In “Trumpisti o muskisti, comunque fascisti”, uscito per Piemme il 4 settembre, Capezzone aveva richiamato l’attenzione su un report del Network Contagion Research Institute (Ncri), citato anche dal politologo Luigi Curini, che metteva in luce dati impressionanti: 38 americani su 100 giudicavano “giustificabile” l’assassinio di Trump, e 31 l’eliminazione di Musk. Tra gli elettori progressisti le percentuali salivano fino al 55% e al 48%. Lo stesso Kirk aveva rilanciato quel sondaggio sui social, denunciando la diffusione di una vera e propria “assassination culture” e avvertendo che la sinistra americana stava normalizzando la violenza politica.

Persino il New York Times oggi pubblica un articolo firmato dall’editorial board (il gruppo di giornalisti d’opinione che scrive a nome del giornale) dal titolo eloquente: “Il terribile omicidio di Charlie Kirk e il peggioramento della violenza politica in America”. Il quotidiano newyorchese cita un altro sondaggio, pubblicato dalla Foundation for Individual Rights and Expression, secondo cui il 34% degli studenti universitari americani ritiene accettabile usare la violenza per impedire un discorso pubblico con cui non è d’accordo. Una percentuale in crescita costante negli ultimi anni, dal 24% del 2021.

L’editoriale sottolinea che la violenza politica ormai attraversa lo spettro ideologico: da Trump bersaglio di un attentato elettorale, alla deputata democratica Nancy Pelosi che ha visto il marito Paul colpito in casa da un aggressore nel 2022, fino ai casi più recenti che hanno coinvolto parlamentari locali in Minnesota. Una spirale che rischia di travolgere le regole minime della convivenza civile.

Capezzone, da tempo, aveva avvertito che il “tabù” dell’eliminazione fisica del nemico politico era stato infranto, e che la violenza verbale e simbolica rischiava di trasformarsi in violenza materiale. La parabola di Kirk – dalla denuncia sui social all’essere lui stesso vittima di un attentato – sembra dare ragione a quell’allarme.
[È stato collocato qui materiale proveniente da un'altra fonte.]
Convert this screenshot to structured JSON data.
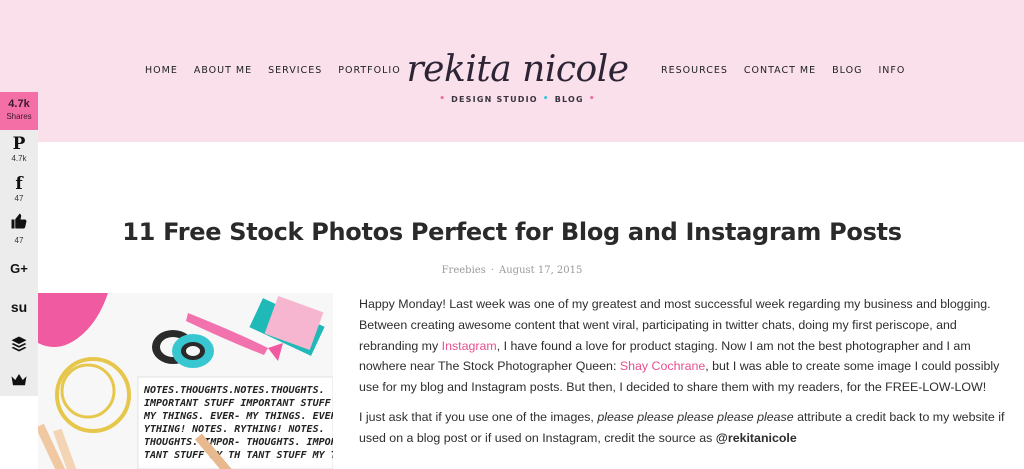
{
  "nav": {
    "left": [
      "HOME",
      "ABOUT ME",
      "SERVICES",
      "PORTFOLIO"
    ],
    "right": [
      "RESOURCES",
      "CONTACT ME",
      "BLOG",
      "INFO"
    ]
  },
  "logo": {
    "script": "rekita nicole",
    "tag_left": "DESIGN STUDIO",
    "tag_right": "BLOG"
  },
  "share": {
    "total": "4.7k",
    "total_label": "Shares",
    "items": [
      {
        "icon": "pinterest-icon",
        "glyph": "P",
        "count": "4.7k"
      },
      {
        "icon": "facebook-icon",
        "glyph": "f",
        "count": "47"
      },
      {
        "icon": "like-icon",
        "glyph": "👍",
        "count": "47"
      },
      {
        "icon": "google-plus-icon",
        "glyph": "G+",
        "count": ""
      },
      {
        "icon": "stumbleupon-icon",
        "glyph": "su",
        "count": ""
      },
      {
        "icon": "buffer-icon",
        "glyph": "≋",
        "count": ""
      },
      {
        "icon": "crown-icon",
        "glyph": "♛",
        "count": ""
      }
    ]
  },
  "post": {
    "title": "11 Free Stock Photos Perfect for Blog and Instagram Posts",
    "category": "Freebies",
    "separator": "·",
    "date": "August 17, 2015",
    "p1_a": "Happy Monday! Last week was one of my greatest and most successful week regarding my business and blogging. Between creating awesome content that went viral, participating in twitter chats, doing my first periscope, and rebranding my ",
    "p1_link1": "Instagram",
    "p1_b": ", I have found a love for product staging. Now I am not the best photographer and I am nowhere near The Stock Photographer Queen: ",
    "p1_link2": "Shay Cochrane",
    "p1_c": ", but I was able to create some image I could possibly use for my blog and Instagram posts. But then, I decided to share them with my readers, for the FREE-LOW-LOW!",
    "p2_a": "I just ask that if you use one of the images, ",
    "p2_em": "please please please please please",
    "p2_b": " attribute a credit back to my website if used on a blog post or if used on Instagram, credit the source as ",
    "p2_strong": "@rekitanicole"
  },
  "colors": {
    "header_bg": "#f9e0ea",
    "accent_pink": "#f36fa6",
    "link": "#e6508f",
    "accent_blue": "#3cc6d4"
  }
}
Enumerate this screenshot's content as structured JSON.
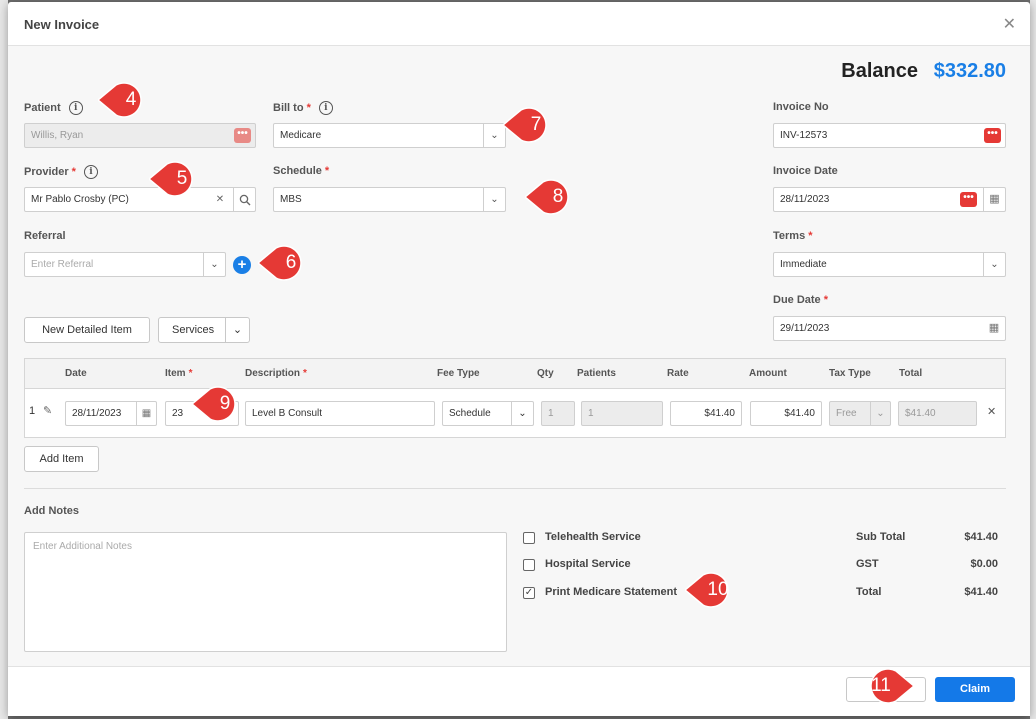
{
  "modal": {
    "title": "New Invoice",
    "close_glyph": "✕"
  },
  "balance": {
    "label": "Balance",
    "value": "$332.80"
  },
  "patient": {
    "label": "Patient",
    "value": "Willis, Ryan"
  },
  "bill_to": {
    "label": "Bill to",
    "value": "Medicare"
  },
  "invoice_no": {
    "label": "Invoice No",
    "value": "INV-12573"
  },
  "provider": {
    "label": "Provider",
    "value": "Mr Pablo Crosby (PC)"
  },
  "schedule": {
    "label": "Schedule",
    "value": "MBS"
  },
  "invoice_date": {
    "label": "Invoice Date",
    "value": "28/11/2023"
  },
  "referral": {
    "label": "Referral",
    "placeholder": "Enter Referral"
  },
  "terms": {
    "label": "Terms",
    "value": "Immediate"
  },
  "due_date": {
    "label": "Due Date",
    "value": "29/11/2023"
  },
  "toolbar": {
    "new_detailed_item": "New Detailed Item",
    "services": "Services",
    "add_item": "Add Item"
  },
  "table": {
    "headers": [
      "Date",
      "Item",
      "Description",
      "Fee Type",
      "Qty",
      "Patients",
      "Rate",
      "Amount",
      "Tax Type",
      "Total"
    ],
    "rows": [
      {
        "num": "1",
        "date": "28/11/2023",
        "item": "23",
        "description": "Level B Consult",
        "fee_type": "Schedule",
        "qty": "1",
        "patients": "1",
        "rate": "$41.40",
        "amount": "$41.40",
        "tax_type": "Free",
        "total": "$41.40"
      }
    ]
  },
  "notes": {
    "label": "Add Notes",
    "placeholder": "Enter Additional Notes"
  },
  "options": [
    {
      "label": "Telehealth Service",
      "checked": false
    },
    {
      "label": "Hospital Service",
      "checked": false
    },
    {
      "label": "Print Medicare Statement",
      "checked": true
    }
  ],
  "summary": [
    {
      "label": "Sub Total",
      "value": "$41.40"
    },
    {
      "label": "GST",
      "value": "$0.00"
    },
    {
      "label": "Total",
      "value": "$41.40"
    }
  ],
  "footer": {
    "claim": "Claim"
  },
  "callouts": [
    "4",
    "5",
    "6",
    "7",
    "8",
    "9",
    "10",
    "11"
  ],
  "colors": {
    "accent": "#1479e8",
    "callout": "#e53935",
    "required": "#e53935"
  }
}
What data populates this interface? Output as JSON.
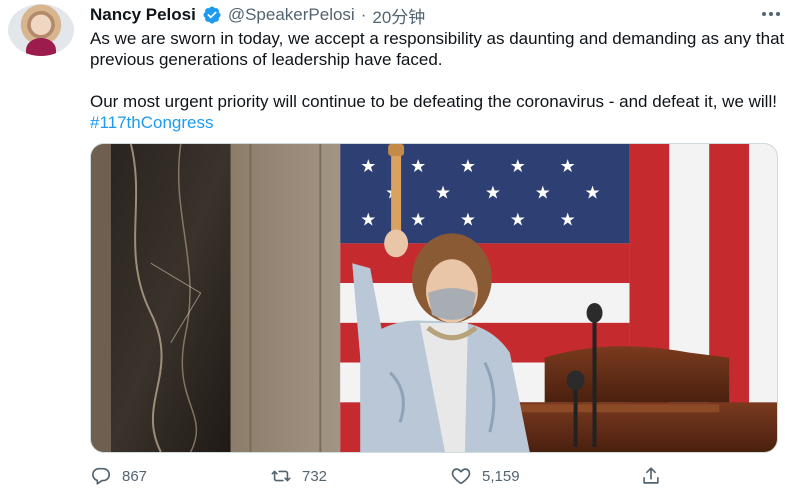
{
  "tweet": {
    "author_name": "Nancy Pelosi",
    "handle": "@SpeakerPelosi",
    "separator": "·",
    "time": "20分钟",
    "text_paragraph_1": "As we are sworn in today, we accept a responsibility as daunting and demanding as any that previous generations of leadership have faced.",
    "text_paragraph_2": "Our most urgent priority will continue to be defeating the coronavirus - and defeat it, we will! ",
    "hashtag": "#117thCongress"
  },
  "actions": {
    "replies": "867",
    "retweets": "732",
    "likes": "5,159"
  },
  "icons": {
    "verified": "verified-badge-icon",
    "more": "more-options-icon",
    "reply": "reply-icon",
    "retweet": "retweet-icon",
    "like": "heart-icon",
    "share": "share-icon"
  },
  "colors": {
    "accent": "#1d9bf0",
    "secondary_text": "#536471"
  }
}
Il giornalista, in una sua diretta su "X", aggiunge poi il caso di Luigi Mangione, il giovane che ha ammazzato il manager di UnitedHealthcare Brian Thompson, mitizzato da gruppi social e addirittura da proposte di iniziativa popolare in California che usano il nome del killer per intitolare leggi sulle assicurazioni sanitarie.

La questione, come scrive il New York Times, non riguarda solo un leader conservatore o un singolo movimento: “Troppe volte gli americani dimenticano che le sconfitte politiche vanno accettate senza trasformarsi in violenza. Quando una società perde la capacità di discutere pacificamente e ricorre alla violenza per risolvere i propri conflitti, di solito finisce molto male”.